Navigating Success: The Strategic Advantages of the Port of Indiana-Jeffersonville
The Port of Indiana-Jeffersonville plans to grow as a manufacturing hub for the automotive industry.
By Alan Dorich, Senior Editor at Knighthouse Publishing
It is said in the real estate business that location is everything. But the same is true in the ports industry as well, Jeff Miles says. “A port’s success is generally a function of the market that surrounds it,” he states.
Miles is the port director for the Port of Indiana-Jeffersonville, which has benefited from its location in Jeffersonville, Ind. “We sit right in the middle of a starburst of automotive manufacturing and assembly plants in Ohio, Indiana, Kentucky, Tennessee and Alabama,” he says, noting that allows the port to be a strong contributor to its community.
The campus, which is part of the Ports of Indiana authority, operates as a gateway that provides year-round barge connections to the Gulf of Mexico through the Ohio and Mississippi rivers, along with access to more than two-thirds of the U.S. market. Many manufacturers “rely on their manufacturing inputs to come through the Port of Jeffersonville,” Miles says.
Currently, the 1,054-acre port has 28 separate businesses on its property. “We have a big presence of steel warehousing, distribution and steel service centers on the campus,” he says, adding that it has other customers that manufacture lubricants and non-metallic auto parts.
The port also has an important role in serving the agricultural sector through its longtime partner, Continental Grain & Barge Co. “[That] is simply a function of being in America’s heartland, and being one of the larger producers of corn and soybeans,” Miles states.
Growing Stronger
The Port of Indiana-Jefferson has recently been in growth mode. In the last two years, Miles notes, the campus opened a new, 170,000-square-foot steel wire processing center for manufacturer POSCO, the fifth largest steelmaker in the world.

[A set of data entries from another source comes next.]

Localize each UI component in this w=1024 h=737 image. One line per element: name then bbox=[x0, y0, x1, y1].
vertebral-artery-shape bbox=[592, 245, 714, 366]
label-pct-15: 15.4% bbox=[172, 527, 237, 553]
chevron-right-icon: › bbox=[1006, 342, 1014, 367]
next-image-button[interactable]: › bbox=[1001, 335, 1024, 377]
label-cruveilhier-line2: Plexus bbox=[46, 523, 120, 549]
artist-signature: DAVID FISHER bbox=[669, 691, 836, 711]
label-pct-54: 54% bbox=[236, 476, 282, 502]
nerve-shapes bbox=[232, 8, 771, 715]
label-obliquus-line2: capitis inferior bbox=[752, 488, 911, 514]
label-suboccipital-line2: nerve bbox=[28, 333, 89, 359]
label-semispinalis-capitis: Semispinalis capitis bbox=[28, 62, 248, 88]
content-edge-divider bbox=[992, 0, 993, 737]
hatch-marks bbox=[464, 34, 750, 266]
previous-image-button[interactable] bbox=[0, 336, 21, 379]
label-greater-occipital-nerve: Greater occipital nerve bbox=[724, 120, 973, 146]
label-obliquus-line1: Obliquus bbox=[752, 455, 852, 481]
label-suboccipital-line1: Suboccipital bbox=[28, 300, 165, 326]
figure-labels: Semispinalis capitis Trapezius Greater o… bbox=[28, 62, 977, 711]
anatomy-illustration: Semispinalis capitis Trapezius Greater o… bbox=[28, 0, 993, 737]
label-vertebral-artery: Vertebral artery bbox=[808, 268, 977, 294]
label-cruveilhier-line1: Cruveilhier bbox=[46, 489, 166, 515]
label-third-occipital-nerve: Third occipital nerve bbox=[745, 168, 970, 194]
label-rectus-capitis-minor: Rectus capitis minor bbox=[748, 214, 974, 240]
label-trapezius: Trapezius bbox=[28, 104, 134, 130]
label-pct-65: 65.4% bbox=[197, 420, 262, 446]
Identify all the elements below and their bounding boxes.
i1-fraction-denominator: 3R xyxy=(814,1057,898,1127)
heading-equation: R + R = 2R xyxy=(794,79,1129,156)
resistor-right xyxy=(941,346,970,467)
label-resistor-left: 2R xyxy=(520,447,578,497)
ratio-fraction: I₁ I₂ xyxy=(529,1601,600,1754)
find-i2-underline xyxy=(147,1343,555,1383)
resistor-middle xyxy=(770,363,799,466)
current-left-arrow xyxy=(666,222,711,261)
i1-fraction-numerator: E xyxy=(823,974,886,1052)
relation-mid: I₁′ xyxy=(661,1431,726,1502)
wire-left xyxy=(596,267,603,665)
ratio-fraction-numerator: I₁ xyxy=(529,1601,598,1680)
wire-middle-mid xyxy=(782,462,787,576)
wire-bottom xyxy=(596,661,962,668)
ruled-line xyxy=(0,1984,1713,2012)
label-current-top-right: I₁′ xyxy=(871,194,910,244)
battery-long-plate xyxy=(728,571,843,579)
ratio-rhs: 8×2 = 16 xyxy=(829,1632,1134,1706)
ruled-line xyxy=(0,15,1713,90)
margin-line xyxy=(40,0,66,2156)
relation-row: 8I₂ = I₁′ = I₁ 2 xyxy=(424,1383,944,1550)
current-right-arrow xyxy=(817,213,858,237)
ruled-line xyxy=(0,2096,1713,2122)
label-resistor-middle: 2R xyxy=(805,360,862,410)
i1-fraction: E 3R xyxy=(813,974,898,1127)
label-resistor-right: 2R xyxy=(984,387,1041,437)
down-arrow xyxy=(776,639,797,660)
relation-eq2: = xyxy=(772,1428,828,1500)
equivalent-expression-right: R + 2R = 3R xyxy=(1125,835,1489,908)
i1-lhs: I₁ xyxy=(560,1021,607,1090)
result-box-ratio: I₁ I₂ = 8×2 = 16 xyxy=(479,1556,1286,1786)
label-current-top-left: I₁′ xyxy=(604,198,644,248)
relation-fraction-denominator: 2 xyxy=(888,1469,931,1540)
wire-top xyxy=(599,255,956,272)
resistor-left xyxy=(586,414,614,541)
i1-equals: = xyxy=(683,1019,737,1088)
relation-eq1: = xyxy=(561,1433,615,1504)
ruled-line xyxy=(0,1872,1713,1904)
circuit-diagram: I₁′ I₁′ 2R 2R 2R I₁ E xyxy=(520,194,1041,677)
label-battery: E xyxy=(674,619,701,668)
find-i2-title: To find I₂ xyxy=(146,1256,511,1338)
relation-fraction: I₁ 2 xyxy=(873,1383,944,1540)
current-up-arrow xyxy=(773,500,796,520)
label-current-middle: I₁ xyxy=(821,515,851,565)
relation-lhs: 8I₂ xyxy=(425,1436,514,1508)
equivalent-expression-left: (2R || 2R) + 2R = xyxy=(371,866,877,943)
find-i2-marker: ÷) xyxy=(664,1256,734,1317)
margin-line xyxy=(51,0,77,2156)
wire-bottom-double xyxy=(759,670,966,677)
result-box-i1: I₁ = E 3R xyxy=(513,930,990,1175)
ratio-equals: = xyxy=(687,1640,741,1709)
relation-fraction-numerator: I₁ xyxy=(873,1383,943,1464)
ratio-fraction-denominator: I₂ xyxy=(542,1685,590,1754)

Through a $10 million TIGER Grant award, Ports of Indiana has partnered with the U.S. Federal Government on the expansion of its terminal rail system. This will provide a new truck/rail-to-barge transfer facility that will double the port’s capacity in dry bulk materials.
“Under the auspices of that program, we are developing an intermodal transfer capability,” he says, noting that this will make the port more efficient when handling truck and railcar transactions.
Another project is the construction of a corridor that will provide a means to access its campus from Interstate 265. The port has partnered with the city, the Indiana Department of Transportation and Clark County, Ind., on the project.
“We’re in the preconstruction engineering phase of that,” Miles reports, adding that he expects it to be completed in 2020. “Trucks will be able to get out of the Port of Indiana-Jeffersonville more expeditiously.”
A native of Lawrenceburg, Ind., Miles has extensive experience in the industry and previously spent 30 years working for deep sea ports on the East Coast. Recently, he was the COO for the North Carolina State Port Authority in Wilmington, N.C.
He is proud of how the Port of Indiana-Jeffersonville helps local businesses. “We bring value to the community,” he says. “They view us as an integrated partner of their supply chain.”
The port, Miles notes, plans to continue working closely with its clients while also attracting their customers to its location. This is part of its plan to create “an automotive clustering strategy,” he says. Its strategic intent is to provide its customers with a competitive advantage in serving their customers.
“The idea is that we will bring steel in through the docks, [and] ship it a few hundred yards across the campus to a steel processor,” he describes. “There it will be cleaned, cut to size, stamped into blanks to make it ready for manufacturing or another conversion process.”
From that point, the steel would be shipped another hundred yards across the port’s campus to be turned into automotive fasteners or other component parts. Through this process, “The costs of transportation, inventory and damage in transit are kept to a minimum so it gives everyone in that cluster a significant competitive advantage,” Miles says.
“That simplifies the supply chain, as well as makes it more reliable,” he declares. “We’re trying to get more of the manufacturing activity to be done on this campus, so the product leaves in a transformed, higher value state of processing.”
Miles also predicts that the port will see more non-traditional uses of the waterway. “We’re seeing now some interest in using the Ohio River System for retail-oriented activities,” he says.
These will involve the transport of higher-value finished goods that were previously moved by rail or truck. “They may find themselves moving by barges on the Ohio River System,” he says, noting that this shift will be due to congestion and capacity issues on North America’s rail and trucking systems.
“Freight is going to find its path of least resistance,” he predicts. “Our value proposition is something that really resonates with the industrialists that are trying to expand their business.”